Despite the fact that women represent half of the available talent pool, women only make up 22% of STEM (science, technology, engineering and maths) occupations. In addition, while girls are more likely to outperform boys in STEM subjects at GCSE Level, the number who choose these subjects at a higher-education level falls. This needs to be addressed by schools and by the government to ensure that teenagers are educated on their curriculum choices and encouraged to stick with maths-based subjects, which provide integral skills needed for the majority of roles in financial services. I’ve seen some schools run enrichment programs like “maths multiplies your options” which are great in giving students the exposure to careers that are available by studying such subjects.
The second challenge is retaining the female talent to ensure that they progress through the ranks into senior leadership positions. While the value that women offer to financial services, particularly at management level, is widely acknowledged as being significant in terms of experience, efficiency and knowledge, the number of women advancing up the career ladder decreases rapidly at middle-management level. Arguably there’s a correlation between the number of women leaving the sector to have children and the decrease in the number of women in middle-management positions.
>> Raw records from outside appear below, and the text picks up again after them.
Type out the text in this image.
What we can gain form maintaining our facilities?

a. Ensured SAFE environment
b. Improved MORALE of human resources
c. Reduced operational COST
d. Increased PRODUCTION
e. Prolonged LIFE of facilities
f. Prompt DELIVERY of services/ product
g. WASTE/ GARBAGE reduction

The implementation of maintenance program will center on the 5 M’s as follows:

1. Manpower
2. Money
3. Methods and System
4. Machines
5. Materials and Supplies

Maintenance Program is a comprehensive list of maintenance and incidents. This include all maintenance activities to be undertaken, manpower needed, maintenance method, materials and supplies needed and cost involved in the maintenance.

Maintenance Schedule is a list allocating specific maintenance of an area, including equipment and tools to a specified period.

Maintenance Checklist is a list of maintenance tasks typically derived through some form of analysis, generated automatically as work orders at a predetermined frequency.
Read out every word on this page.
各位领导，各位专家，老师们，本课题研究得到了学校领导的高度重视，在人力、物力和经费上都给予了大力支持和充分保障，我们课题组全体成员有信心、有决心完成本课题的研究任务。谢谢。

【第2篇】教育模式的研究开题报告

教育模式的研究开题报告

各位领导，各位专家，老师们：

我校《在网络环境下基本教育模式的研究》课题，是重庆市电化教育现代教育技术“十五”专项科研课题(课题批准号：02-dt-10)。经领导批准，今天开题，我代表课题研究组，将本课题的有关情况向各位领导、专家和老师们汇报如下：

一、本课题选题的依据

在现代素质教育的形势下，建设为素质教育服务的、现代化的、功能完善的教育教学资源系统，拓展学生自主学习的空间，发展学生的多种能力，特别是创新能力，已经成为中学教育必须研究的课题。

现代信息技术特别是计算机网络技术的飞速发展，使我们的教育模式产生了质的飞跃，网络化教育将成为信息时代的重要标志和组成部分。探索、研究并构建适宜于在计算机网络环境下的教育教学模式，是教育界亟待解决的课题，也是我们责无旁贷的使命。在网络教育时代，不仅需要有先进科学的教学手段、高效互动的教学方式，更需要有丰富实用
To help decrease this disparity, businesses should be supporting these mothers to return to the financial services sector and continue their careers from where they left off.
It’s important that we act on both fronts – plant the seed from a young age and continue to nurture young women to ensure that not only do they enter financial services, but are able to have long and prosperous careers without giving up the important family aspects of their lives.
To what extent do you think the Women in Finance Charter is the solution to breaking down these barriers?
The Women in Finance Charter is key in focusing companies’ minds on what is needed to encourage women to develop long term careers in financial services and return to the sector post-maternity leave. It’s always easy for firms to claim they support certain initiatives, but it is concrete actions, such as joining the Women in Finance Charter, that signify to the female workforce that the financial services sector is changing and wants to be a more inclusive and nurturing environment for them to flourish in.
There are other things that individual financial services firms must do to help this progression, such as develop ‘returnship’ programmes – a designated programme and support system aimed at helping those returning to a higher-level, higher-paid position following a minimum of two years out of work. A well-developed returnship is key to developing an inclusive culture and can offer a lifeline to help women to return to work in the financial services sector. These programmes support individuals to develop their skills, as well as boost their confidence and adapt to the evolved corporate landscape. Introducing returnships into a business sends a clear message to mothers that they are valued talent, as well as promoting the possibility of pursuing a financial services career while raising a family.
Another option, is to create tailored mentoring programmes, or ‘buddy systems’, pairing women in the workplace and allowing them to mentor each other. This way, female workers can provide guidance and advice to each other on a variety of issues, including how best to thrive in the financial services sector. Such schemes not only provide support for returning mothers, but also help raise awareness across the company, ultimately resulting in a more inclusive and accepting working environment.
How long before we begin to see noticeably more diverse boards of directors in finance?
It’s difficult to put a timescale on seeing notable diverse boards of directors in finance, as it’s an ongoing process and all firms must commit to taking continuous strides to ensure gender equality. One way this can be achieved is by encouraging women working at C- level in other industries to move into financial services. This could encourage the wider thought process and opportunity to enter the industry at all levels.
How important is flexibility and encouragement to the potential success of the Woman in Finance Charter?
Flexible working has grown tremendously in the last couple of years as firms recognise the need to be more lenient in allowing their employees to either work from home or have more flexibility with their standard working hours. Companies offering flexibility can attract and retain the highest calibre of talent. A career in financial services can be challenging, but it is also one of the most rewarding jobs out there, not only financially, but also in satisfaction of personal achievements.
Women play a pivotal role in the development of our industry and we must constantly address the challenges that are stopping the financial services sector from achieving gender equality. Judging by the number of firms that have already joined the Charter, it is evident that flexibility and encouragement is one of the pivotal ways in which we can encourage women to not only start their career in financial services, but also remain and progress up the ladder into senior leadership roles.
What is Brickendon doing to ensure diversity and equality among staff?
One way we’re supporting women is through pioneering a diverse working culture that’s embedded in our core values. We have seen that facilitating the achievement of personal goals within a flexible working culture, means that our staff not only deliver to the best of their capabilities, but are also engaged and committed members of the workforce. As a result, we are seeking to increase the number of women in all roles and levels of the organisation.